Cezaevleriyle tanıştırılmayanlar ise mesleklerini yapamaz duruma getirilip, patronlar tarafından işlerine son veriliyor.
Susanlar ve susmayanlar arasında tenis maçına benzer bir oyun var. Susanlar ayın 1'inde ATM'lere kartlarını sokup, maaşlarını çekerken, susmayanlar ise KCK, Ergenekon, Oda TV gibi davalarda süründürülüyor.
Aylardan Ocak, günlerden 8 Ocak, yıl 2012.
Metin Göktepe'nin öldürülmesinin ardından tam tamına 16 yıl geçti. Daha 'demokratik Türkiye'de gazetecileri yine sokak ortasında öldürüyorlar, demir parmaklıklar ardına gönderiyorlar, işten çıkartma korkusuyla ehlileştiriyorlar.

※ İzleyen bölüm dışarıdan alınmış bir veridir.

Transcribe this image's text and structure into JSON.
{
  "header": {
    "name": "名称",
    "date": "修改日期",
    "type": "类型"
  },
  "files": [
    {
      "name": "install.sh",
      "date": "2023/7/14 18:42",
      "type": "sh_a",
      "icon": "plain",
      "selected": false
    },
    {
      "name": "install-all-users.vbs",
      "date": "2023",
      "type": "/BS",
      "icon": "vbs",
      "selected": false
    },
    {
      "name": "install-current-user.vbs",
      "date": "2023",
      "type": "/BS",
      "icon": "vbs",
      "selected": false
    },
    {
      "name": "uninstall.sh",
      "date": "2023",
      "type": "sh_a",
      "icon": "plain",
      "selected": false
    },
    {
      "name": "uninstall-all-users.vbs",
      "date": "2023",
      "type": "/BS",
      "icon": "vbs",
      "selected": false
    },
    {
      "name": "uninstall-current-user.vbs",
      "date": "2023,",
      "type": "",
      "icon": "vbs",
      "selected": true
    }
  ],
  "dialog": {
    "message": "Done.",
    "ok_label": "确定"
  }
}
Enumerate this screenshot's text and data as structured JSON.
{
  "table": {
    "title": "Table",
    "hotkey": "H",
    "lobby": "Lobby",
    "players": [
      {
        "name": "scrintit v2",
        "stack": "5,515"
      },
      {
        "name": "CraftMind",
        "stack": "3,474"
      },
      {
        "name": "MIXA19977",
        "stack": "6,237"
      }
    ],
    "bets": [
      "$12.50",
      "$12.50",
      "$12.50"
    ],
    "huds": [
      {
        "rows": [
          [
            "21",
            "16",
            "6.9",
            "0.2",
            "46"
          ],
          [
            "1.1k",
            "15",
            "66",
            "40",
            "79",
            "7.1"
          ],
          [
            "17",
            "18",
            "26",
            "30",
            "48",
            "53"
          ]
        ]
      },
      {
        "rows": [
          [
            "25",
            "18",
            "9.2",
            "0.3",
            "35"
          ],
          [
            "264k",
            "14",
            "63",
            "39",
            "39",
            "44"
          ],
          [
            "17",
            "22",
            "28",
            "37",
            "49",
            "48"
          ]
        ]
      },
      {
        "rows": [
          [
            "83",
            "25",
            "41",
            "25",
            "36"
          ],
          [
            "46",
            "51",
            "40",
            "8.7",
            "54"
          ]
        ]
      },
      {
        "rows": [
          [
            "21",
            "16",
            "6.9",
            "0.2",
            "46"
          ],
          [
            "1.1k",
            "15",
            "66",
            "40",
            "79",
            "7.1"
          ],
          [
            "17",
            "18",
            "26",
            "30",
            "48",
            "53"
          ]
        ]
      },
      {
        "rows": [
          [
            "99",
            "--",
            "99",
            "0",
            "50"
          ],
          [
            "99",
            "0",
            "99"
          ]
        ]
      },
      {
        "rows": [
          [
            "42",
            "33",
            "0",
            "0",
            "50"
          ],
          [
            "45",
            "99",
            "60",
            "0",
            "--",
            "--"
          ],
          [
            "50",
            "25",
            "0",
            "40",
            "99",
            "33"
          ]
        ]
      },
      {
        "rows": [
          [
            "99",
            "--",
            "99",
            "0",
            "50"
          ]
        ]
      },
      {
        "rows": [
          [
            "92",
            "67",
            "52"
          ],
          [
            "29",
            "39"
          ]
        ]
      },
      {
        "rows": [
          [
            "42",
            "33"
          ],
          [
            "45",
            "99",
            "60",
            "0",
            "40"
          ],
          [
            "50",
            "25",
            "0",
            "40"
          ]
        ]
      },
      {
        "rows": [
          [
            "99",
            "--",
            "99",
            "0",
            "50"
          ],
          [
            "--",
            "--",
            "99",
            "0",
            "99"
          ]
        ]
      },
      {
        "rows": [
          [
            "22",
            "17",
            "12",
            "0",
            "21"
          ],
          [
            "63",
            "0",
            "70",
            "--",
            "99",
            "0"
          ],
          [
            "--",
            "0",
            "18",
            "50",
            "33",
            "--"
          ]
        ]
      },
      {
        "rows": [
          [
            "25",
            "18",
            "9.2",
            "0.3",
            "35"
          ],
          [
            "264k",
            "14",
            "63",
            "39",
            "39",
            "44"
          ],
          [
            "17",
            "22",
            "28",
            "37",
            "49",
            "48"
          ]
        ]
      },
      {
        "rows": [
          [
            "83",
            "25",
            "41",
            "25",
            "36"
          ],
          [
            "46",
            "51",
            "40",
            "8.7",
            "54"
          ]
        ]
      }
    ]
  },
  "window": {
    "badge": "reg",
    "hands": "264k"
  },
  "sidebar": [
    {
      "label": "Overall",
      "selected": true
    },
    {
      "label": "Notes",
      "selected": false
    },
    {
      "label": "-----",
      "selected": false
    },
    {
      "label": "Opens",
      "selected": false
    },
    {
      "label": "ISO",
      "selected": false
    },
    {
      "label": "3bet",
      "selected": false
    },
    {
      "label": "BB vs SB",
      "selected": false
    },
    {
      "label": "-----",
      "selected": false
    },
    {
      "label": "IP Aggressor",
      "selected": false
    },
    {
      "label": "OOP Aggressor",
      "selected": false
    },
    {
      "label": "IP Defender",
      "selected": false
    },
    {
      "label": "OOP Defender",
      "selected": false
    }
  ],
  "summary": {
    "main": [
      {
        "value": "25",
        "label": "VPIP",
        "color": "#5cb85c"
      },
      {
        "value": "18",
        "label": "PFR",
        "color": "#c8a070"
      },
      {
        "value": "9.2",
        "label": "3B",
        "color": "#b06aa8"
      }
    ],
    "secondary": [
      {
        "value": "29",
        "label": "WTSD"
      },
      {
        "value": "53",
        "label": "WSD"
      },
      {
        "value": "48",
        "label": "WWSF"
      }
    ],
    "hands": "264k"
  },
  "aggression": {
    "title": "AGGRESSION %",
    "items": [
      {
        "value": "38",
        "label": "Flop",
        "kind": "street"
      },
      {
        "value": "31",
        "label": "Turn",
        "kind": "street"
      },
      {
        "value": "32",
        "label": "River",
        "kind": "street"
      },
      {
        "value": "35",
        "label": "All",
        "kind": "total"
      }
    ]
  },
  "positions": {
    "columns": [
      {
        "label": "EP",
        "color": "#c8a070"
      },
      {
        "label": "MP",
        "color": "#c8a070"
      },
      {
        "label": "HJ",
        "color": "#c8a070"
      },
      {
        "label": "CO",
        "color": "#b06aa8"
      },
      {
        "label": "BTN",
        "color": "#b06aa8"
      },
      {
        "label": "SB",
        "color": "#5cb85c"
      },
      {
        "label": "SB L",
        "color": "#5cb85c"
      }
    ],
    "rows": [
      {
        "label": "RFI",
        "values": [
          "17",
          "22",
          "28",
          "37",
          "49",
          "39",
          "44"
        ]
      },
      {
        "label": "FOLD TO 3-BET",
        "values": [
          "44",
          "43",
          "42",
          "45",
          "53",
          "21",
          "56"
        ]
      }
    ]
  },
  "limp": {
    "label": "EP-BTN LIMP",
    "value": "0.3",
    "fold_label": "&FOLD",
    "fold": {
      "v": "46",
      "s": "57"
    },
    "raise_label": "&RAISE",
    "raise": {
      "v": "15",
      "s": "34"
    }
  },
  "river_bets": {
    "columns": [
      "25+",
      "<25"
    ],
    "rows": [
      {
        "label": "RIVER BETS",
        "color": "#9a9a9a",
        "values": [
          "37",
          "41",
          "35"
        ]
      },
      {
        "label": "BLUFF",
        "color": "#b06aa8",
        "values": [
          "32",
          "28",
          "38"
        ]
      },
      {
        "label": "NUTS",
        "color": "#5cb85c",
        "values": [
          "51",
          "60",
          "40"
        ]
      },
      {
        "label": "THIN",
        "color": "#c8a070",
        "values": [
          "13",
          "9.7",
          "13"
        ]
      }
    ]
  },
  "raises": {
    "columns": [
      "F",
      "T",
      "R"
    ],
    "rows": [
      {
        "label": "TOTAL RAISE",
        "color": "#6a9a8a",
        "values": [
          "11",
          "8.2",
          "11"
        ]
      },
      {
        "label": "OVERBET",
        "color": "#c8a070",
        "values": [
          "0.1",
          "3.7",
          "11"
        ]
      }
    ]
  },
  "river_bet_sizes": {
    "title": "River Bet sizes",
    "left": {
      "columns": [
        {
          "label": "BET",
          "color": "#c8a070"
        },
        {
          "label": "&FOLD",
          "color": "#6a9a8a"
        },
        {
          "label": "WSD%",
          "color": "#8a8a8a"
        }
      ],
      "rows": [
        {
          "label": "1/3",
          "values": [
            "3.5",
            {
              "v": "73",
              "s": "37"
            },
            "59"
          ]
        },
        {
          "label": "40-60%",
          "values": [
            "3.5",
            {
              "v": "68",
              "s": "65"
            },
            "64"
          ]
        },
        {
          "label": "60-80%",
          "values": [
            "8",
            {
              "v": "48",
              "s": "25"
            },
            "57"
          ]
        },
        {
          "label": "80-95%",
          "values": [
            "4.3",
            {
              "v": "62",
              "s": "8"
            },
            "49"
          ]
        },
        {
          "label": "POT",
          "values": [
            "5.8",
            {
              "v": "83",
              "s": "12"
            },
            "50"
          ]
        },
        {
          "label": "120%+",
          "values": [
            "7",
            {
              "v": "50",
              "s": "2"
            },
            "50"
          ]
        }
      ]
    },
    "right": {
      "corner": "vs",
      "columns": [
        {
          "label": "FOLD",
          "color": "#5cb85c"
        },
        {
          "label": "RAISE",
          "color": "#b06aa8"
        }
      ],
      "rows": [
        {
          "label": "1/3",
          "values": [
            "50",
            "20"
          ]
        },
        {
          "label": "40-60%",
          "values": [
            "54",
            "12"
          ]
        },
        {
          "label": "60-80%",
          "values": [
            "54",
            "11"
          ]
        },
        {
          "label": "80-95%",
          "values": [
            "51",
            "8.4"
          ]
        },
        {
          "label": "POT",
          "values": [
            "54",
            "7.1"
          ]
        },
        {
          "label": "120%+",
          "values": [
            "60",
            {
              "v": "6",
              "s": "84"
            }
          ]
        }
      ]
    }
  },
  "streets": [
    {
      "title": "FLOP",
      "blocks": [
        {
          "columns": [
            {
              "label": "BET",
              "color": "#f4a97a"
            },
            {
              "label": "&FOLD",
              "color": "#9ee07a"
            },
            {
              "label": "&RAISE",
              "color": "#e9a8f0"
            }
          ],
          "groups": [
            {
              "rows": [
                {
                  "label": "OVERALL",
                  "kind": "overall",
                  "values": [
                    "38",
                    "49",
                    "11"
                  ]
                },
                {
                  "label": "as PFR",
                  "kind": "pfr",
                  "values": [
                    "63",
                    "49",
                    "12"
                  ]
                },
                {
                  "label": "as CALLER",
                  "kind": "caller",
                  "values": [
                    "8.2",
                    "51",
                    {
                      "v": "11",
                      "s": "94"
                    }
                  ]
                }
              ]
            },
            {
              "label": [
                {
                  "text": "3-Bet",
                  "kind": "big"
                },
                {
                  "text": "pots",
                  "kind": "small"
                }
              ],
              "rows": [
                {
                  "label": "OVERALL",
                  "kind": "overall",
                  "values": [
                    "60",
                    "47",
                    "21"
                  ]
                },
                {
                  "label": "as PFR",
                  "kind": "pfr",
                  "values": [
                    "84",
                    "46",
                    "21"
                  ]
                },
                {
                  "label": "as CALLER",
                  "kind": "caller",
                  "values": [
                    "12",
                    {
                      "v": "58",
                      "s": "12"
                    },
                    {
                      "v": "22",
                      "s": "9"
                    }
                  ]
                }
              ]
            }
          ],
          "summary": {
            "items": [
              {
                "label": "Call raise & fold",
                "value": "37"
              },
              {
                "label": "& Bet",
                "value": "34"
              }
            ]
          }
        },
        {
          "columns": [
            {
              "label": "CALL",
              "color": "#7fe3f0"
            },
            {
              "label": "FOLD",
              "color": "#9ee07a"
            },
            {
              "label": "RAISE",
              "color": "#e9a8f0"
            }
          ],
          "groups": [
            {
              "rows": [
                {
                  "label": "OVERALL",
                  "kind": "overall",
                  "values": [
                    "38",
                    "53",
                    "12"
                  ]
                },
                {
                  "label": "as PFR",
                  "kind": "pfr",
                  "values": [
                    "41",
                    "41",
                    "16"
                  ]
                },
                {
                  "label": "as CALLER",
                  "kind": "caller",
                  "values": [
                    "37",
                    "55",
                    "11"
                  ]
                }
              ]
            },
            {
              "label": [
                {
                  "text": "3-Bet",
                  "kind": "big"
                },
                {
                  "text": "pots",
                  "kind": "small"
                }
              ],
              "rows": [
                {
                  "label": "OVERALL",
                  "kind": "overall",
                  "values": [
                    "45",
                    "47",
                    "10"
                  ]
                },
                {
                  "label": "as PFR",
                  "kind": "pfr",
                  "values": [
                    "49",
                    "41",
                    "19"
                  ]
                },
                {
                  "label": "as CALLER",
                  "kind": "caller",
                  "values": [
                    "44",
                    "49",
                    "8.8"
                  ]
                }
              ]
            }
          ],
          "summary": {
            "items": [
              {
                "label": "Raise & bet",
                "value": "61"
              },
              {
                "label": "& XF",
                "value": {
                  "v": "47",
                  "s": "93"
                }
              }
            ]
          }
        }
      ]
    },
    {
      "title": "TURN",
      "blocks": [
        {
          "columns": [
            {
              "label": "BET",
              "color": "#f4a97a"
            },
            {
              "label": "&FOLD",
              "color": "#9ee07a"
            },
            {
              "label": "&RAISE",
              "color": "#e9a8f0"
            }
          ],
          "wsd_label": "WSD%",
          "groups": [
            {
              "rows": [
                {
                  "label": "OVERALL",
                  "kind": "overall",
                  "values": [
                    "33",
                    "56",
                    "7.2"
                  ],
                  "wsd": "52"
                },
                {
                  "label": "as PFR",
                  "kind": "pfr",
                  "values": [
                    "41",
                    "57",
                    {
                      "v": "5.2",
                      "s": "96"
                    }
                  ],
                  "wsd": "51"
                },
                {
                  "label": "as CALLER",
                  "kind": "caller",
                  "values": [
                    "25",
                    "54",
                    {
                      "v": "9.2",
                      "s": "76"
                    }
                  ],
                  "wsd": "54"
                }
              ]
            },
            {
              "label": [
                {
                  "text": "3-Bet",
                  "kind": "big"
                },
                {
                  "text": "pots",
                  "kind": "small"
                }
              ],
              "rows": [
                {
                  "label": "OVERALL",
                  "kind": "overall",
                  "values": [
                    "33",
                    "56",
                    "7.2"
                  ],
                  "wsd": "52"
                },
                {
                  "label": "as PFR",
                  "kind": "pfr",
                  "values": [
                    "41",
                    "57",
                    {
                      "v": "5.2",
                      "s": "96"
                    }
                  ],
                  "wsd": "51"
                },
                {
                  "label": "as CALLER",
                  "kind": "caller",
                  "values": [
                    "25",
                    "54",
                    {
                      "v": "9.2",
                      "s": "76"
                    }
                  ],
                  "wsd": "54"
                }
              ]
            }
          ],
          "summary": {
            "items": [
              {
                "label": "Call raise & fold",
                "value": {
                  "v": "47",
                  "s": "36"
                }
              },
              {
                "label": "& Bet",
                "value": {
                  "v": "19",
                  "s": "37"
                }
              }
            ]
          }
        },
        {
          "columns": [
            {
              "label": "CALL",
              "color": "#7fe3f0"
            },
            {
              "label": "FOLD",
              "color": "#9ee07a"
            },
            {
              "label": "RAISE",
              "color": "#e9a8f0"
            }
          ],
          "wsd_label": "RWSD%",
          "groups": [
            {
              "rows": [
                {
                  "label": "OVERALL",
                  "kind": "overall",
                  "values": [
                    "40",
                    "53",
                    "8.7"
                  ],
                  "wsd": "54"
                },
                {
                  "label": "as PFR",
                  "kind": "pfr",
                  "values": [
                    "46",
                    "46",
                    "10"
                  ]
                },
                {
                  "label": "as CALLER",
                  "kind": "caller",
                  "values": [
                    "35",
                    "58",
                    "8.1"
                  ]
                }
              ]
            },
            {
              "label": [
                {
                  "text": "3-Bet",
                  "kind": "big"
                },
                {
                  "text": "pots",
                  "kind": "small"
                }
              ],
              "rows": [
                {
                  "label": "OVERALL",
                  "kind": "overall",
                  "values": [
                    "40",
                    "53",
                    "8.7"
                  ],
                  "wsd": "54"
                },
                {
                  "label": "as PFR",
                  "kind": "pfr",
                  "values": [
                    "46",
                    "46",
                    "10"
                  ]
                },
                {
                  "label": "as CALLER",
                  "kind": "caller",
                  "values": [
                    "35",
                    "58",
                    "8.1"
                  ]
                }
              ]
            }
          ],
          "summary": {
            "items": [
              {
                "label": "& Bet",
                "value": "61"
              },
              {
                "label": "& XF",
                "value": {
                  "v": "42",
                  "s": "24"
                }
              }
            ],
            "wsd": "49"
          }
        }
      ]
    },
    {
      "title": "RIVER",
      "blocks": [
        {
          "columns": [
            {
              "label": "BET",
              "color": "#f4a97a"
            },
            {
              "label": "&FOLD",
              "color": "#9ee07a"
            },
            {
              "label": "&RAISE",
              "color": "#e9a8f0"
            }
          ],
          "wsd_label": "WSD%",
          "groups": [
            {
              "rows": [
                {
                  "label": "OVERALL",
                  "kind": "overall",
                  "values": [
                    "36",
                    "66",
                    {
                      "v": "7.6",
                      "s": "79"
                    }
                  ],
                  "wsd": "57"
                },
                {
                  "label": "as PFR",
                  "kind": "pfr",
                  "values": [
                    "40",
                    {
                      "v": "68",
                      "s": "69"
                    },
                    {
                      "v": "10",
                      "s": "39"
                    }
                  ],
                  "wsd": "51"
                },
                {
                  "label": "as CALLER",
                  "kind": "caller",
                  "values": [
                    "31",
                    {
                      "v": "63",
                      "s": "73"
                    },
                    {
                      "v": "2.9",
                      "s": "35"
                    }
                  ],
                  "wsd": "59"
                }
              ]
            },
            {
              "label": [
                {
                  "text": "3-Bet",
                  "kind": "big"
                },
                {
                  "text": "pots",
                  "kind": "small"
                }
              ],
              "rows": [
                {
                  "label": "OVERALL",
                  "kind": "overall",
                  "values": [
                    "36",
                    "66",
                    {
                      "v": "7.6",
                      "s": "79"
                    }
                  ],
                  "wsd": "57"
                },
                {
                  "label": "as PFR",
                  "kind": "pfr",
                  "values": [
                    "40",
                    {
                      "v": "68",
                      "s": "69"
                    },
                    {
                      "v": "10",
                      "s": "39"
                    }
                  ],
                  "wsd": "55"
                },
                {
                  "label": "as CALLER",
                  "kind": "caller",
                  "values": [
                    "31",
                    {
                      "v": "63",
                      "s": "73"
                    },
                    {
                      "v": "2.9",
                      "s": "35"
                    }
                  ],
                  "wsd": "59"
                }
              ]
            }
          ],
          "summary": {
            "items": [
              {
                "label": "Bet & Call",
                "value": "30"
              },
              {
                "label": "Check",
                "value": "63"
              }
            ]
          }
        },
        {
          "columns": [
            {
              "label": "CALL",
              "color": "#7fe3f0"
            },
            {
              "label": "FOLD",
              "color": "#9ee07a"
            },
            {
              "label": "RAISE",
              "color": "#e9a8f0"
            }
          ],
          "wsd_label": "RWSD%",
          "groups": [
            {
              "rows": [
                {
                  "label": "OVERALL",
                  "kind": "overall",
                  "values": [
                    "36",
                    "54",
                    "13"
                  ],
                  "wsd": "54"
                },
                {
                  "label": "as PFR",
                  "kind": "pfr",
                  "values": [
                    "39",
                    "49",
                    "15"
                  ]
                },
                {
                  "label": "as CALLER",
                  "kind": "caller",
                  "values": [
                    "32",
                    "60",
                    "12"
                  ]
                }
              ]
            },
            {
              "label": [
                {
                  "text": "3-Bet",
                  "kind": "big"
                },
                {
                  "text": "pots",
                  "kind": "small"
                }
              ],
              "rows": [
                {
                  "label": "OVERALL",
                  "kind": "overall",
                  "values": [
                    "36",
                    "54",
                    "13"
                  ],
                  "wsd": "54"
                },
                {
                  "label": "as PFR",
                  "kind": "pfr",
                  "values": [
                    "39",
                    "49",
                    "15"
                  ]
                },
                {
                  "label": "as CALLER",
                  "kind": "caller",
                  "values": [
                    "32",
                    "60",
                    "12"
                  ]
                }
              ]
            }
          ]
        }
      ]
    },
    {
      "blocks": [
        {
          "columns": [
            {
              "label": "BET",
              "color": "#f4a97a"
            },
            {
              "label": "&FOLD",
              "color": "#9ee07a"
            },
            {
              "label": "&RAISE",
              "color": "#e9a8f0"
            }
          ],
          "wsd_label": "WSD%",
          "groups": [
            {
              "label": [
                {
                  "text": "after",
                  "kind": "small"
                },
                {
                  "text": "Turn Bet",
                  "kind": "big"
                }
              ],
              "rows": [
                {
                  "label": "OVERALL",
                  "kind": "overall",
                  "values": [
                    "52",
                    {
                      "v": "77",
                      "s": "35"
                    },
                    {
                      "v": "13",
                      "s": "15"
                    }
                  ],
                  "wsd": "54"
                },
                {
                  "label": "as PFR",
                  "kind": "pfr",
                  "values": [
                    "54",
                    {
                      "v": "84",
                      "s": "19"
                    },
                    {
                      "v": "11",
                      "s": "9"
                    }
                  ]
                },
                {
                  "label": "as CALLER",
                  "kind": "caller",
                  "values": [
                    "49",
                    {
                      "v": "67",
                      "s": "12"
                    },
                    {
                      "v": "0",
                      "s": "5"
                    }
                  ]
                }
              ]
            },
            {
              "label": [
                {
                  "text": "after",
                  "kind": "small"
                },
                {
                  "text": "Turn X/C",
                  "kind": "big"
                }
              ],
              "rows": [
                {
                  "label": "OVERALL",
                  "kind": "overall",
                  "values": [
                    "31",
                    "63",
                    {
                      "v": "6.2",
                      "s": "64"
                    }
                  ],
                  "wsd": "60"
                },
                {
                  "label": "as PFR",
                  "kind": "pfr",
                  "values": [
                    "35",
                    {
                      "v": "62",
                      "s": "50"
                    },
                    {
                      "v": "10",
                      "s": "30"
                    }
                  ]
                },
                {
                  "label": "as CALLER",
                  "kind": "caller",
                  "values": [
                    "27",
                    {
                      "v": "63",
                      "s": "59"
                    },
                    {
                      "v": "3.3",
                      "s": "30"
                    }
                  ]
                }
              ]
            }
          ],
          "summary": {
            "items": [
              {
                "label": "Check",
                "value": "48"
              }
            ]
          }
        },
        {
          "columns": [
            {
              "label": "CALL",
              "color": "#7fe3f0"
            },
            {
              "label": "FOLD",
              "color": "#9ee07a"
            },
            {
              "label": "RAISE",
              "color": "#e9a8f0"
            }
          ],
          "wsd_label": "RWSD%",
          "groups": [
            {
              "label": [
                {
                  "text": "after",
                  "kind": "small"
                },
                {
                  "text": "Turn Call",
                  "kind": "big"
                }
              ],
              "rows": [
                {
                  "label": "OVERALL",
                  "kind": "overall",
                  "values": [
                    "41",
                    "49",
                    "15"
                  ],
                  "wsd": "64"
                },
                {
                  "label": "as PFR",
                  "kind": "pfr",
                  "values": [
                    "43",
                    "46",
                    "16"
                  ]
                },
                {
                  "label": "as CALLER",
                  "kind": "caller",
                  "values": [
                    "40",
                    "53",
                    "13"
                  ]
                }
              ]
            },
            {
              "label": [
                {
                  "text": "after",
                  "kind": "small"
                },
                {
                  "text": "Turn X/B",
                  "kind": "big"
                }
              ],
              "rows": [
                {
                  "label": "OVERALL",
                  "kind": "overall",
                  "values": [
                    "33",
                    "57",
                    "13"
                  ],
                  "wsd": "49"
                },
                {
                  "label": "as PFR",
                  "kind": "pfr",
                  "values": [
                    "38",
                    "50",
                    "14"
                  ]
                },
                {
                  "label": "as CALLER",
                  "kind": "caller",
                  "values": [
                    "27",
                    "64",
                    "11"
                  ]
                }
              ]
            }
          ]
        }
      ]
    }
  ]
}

Metin Göktepe bugün yaşıyor olsaydı, yine inandıklarının peşine takılırdı. Belki KCK'den, belki Ergenekon'dan içeriye alınmıştı bile. Birkaç kişi dışında kimse ismini bilmeyecekti, tanımayacaktı, ne iş yaptığından bihaber olacaktı.
Metin her yönüyle çok şey öğretti bize; inanç, korkusuzluk, örgütlü mücadele, her türden baskıya dayanmak, ucunda ölüm olsa da gerçeğin peşinden gitmek.
İnsanları ölümle tanımadığımız, gazetecilerin mesleklerini özgürce, korkusuzca yapabildiği, cezaevleriyle tanıştırılmadığı bir ülkede yaşama umudumuzu korumak lazım.